Roma, anni settanta. Jasper Geremia Abbondanza vive in un quartiere popolare, sogna di fare il pugile e ama non corrisposto la compagna di liceo Flaminia. Una sera, all’uscita dalla palestra, si ritrova costretto a respingere le avances dell’allenatore di boxe, che l’ha invitato a salire in auto con la scusa di dargli un passaggio. Torna a casa da solo, decidendo di mettere una pietra sopra l’accaduto e di cercarsi una nuova palestra senza raccontare niente ai genitori.

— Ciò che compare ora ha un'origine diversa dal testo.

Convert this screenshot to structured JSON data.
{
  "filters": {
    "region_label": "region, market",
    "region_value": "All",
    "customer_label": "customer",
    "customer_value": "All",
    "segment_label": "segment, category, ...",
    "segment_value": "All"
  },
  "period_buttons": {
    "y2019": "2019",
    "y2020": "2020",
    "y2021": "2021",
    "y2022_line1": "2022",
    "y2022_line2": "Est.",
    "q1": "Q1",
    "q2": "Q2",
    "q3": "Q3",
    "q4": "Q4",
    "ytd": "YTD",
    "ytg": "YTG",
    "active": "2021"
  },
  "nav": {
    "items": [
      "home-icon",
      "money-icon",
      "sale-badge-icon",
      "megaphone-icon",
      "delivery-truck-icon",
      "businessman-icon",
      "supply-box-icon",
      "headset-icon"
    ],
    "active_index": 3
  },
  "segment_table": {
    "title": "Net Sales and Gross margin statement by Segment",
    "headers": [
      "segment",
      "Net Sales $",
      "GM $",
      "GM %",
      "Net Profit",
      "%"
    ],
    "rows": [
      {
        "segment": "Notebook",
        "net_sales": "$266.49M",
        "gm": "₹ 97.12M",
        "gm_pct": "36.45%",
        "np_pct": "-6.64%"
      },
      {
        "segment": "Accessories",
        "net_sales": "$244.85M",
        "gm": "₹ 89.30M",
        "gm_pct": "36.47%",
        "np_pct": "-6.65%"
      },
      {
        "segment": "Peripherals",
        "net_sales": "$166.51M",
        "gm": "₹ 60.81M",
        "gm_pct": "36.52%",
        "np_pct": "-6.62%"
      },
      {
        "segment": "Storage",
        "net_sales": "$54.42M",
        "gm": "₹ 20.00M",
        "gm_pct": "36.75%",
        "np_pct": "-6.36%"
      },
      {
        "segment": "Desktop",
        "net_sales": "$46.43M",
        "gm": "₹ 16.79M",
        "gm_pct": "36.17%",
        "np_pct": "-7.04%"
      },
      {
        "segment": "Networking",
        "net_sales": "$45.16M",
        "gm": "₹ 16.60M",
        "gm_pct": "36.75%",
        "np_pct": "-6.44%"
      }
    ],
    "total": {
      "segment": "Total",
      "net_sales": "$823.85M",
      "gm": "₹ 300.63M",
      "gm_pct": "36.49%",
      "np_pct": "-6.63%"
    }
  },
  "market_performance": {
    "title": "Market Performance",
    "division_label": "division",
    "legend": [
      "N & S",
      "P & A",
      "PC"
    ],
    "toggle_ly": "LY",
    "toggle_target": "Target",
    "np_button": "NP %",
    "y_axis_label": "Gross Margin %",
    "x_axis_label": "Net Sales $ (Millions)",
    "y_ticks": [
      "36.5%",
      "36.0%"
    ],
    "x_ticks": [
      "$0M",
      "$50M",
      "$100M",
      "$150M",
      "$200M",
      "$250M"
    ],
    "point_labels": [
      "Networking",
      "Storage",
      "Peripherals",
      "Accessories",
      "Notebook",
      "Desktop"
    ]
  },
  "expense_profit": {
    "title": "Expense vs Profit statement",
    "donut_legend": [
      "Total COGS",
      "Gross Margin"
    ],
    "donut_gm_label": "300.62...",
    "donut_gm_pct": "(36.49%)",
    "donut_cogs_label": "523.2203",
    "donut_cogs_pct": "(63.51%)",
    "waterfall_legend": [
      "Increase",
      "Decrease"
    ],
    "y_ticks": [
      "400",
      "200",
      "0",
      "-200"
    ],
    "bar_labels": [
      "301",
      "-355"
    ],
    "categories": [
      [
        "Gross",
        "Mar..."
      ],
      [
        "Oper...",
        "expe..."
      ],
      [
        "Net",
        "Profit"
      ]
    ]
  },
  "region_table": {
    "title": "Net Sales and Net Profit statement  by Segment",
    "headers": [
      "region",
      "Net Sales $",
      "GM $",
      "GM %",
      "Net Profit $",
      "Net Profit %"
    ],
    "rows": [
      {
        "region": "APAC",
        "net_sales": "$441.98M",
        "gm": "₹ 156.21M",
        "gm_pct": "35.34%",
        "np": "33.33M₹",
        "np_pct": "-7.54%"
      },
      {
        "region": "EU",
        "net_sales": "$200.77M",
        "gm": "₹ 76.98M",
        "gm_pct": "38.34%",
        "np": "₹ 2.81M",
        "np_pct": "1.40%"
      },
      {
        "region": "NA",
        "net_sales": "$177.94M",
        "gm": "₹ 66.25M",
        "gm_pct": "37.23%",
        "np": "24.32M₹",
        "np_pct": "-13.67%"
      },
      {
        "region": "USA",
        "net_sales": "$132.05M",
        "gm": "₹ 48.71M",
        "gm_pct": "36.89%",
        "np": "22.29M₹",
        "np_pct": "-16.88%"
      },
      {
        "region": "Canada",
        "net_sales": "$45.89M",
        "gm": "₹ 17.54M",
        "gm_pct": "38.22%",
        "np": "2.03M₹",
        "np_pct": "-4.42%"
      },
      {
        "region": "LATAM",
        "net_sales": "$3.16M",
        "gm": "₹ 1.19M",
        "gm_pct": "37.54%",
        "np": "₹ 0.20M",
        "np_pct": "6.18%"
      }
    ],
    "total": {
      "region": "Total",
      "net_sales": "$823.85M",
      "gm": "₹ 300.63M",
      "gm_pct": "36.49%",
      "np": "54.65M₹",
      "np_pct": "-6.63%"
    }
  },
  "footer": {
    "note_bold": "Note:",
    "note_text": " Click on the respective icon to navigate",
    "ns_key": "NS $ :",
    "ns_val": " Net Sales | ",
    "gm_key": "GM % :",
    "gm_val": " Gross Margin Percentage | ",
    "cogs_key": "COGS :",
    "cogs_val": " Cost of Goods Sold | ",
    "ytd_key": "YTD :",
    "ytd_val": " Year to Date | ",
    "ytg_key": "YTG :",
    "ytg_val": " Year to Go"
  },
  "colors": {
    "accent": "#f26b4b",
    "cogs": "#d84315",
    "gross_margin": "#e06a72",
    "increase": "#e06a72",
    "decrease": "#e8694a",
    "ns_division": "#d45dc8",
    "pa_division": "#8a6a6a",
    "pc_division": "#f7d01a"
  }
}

Tempo dopo, alla festa di compleanno di Flaminia, incontra Andrea Coretti, compagno di boxe della vecchia palestra: è un ragazzo ombroso e sfuggente, ma Jasper sente subito una forte affinità con lui. Andrea si rifà vivo dopo qualche mese, nel pieno di un torrido agosto, per chiedere a Jasper ripetizioni di matematica. Lui, quasi risentito, interpreta la richiesta come una forma di opportunismo, ma uno scassato motorino giallo rimediato chissà dove gli farà cambiare idea.
La loro amicizia si stringe definitivamente l’estate successiva, in un indimenticabile viaggio in Grecia in compagnia di Christa e Blanca, due ragazze olandesi conosciute sul traghetto. Ma Andrea si separerà dall’amico e, al rientro a Roma, i due si perderanno di vista come spesso accade nella indeterminatezza dei sedici anni.
L’assenza di Andrea insinua in Jasper il sospetto che anche l’amico sia stato vittima di molestie da parte del vecchio allenatore, provocandogli un incontrollabile desiderio di vendetta.
Un romanzo intenso, sul valore dell’amicizia e sulla forza, a tratti disperata, dell’adolescenza.